The play opens with the characters introducing themselves and their story, something I found endearing. The actors narrate with great energy and charisma; Adetomiwa Edun is a likeable and resourceful Charlie, transforming himself through effortless physicality into the cats and lions he converses with, while Femi Elufowoju is mesmerising as the lion-trainer Maccumo. Robert Gilbert portrays just the right level of menace as Charlie's pursuer Rafi and great moments of comic support are provided by the rest of the cast. The intriguing set is based around a large hanging disc which tilts to suggest moonscapes or the African sun, as well as transforming into the backcloth for shadow-puppetry or the sewers of the Corporacy headquarters.
There's an awful lot to like about this production; the showmanship of the circus and all its characters is a triumph, as is the flight of Charlie and the lions in a hot air balloon to Africa. The percussive sound is evocative throughout and there's enough technical wizardry to keep all the family happy, not to mention the inventive use of commonplace objects such as aluminium ladders to suggest the towering strength of the Corporacy or wet rubber tubing as slippery eels. The occasional splattering of the front row is amusing for those of us not sitting there (and for the actors too, one suspects). But there's a lot of story to squeeze in and some moments inevitably feel compacted. The portrayal of quite complex arguments as a boxing match in the Corporacy headquarters in the second half works less well and left us confused as to the sort of audience participation we were being asked for.
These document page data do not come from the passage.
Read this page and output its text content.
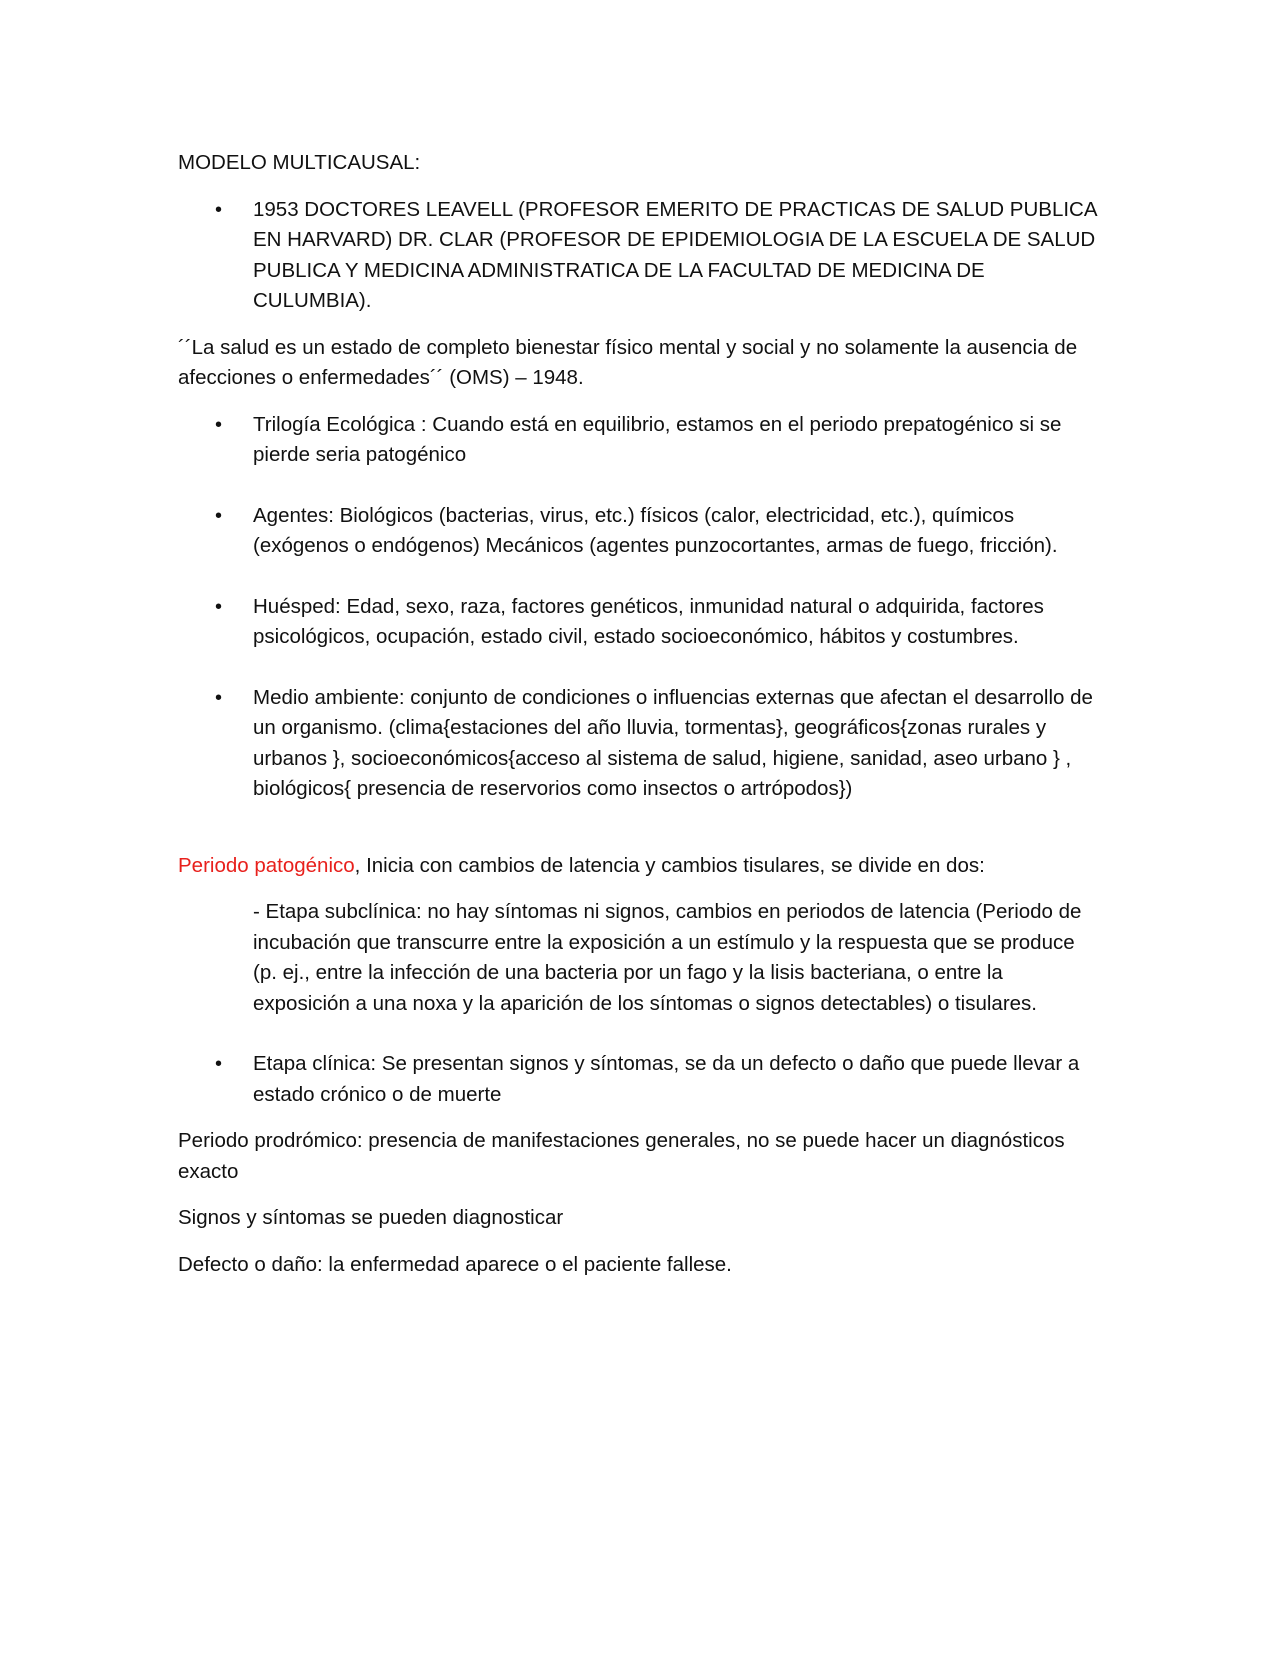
MODELO MULTICAUSAL:

• 1953 DOCTORES LEAVELL (PROFESOR EMERITO DE PRACTICAS DE SALUD PUBLICA EN HARVARD) DR. CLAR (PROFESOR DE EPIDEMIOLOGIA DE LA ESCUELA DE SALUD PUBLICA Y MEDICINA ADMINISTRATICA DE LA FACULTAD DE MEDICINA DE CULUMBIA).

´´La salud es un estado de completo bienestar físico mental y social y no solamente la ausencia de afecciones o enfermedades´´ (OMS) – 1948.

• Trilogía Ecológica : Cuando está en equilibrio, estamos en el periodo prepatogénico si se pierde seria patogénico
• Agentes: Biológicos (bacterias, virus, etc.) físicos (calor, electricidad, etc.), químicos (exógenos o endógenos) Mecánicos (agentes punzocortantes, armas de fuego, fricción).
• Huésped: Edad, sexo, raza, factores genéticos, inmunidad natural o adquirida, factores psicológicos, ocupación, estado civil, estado socioeconómico, hábitos y costumbres.
• Medio ambiente: conjunto de condiciones o influencias externas que afectan el desarrollo de un organismo. (clima{estaciones del año lluvia, tormentas}, geográficos{zonas rurales y urbanos }, socioeconómicos{acceso al sistema de salud, higiene, sanidad, aseo urbano } , biológicos{ presencia de reservorios como insectos o artrópodos})

Periodo patogénico, Inicia con cambios de latencia y cambios tisulares, se divide en dos:

- Etapa subclínica: no hay síntomas ni signos, cambios en periodos de latencia (Periodo de incubación que transcurre entre la exposición a un estímulo y la respuesta que se produce (p. ej., entre la infección de una bacteria por un fago y la lisis bacteriana, o entre la exposición a una noxa y la aparición de los síntomas o signos detectables) o tisulares.
• Etapa clínica: Se presentan signos y síntomas, se da un defecto o daño que puede llevar a estado crónico o de muerte

Periodo prodrómico: presencia de manifestaciones generales, no se puede hacer un diagnósticos exacto

Signos y síntomas se pueden diagnosticar

Defecto o daño: la enfermedad aparece o el paciente fallese.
And while Complicite's style is very much one of narration, I occasionally felt there could have been a little less of it and a little more dialogue and direct interaction between the characters.
As with many of Complicite's productions, this show has had a long gestation, being over three years in the devising, so the sense of a rushed ending is not likely to be through lack of consideration but because of the need for simplification. If I'd lived and loved the Lionboy trilogy as a child, I might not be entirely happy with what was left out in this adaptation. As a piece of theatre, however, this was every bit as engaging and inventive as I'd hoped.
PS The programme is lovely too!
We saw Lionboy courtesy of those lovely folk at the Bristol Old Vic, it continues its run at the Liverpool Everyman and Playhouse, Oxford Playhouse, Wales Millenium Centre and Warwick Arts Centre - check Complicite's website for dates.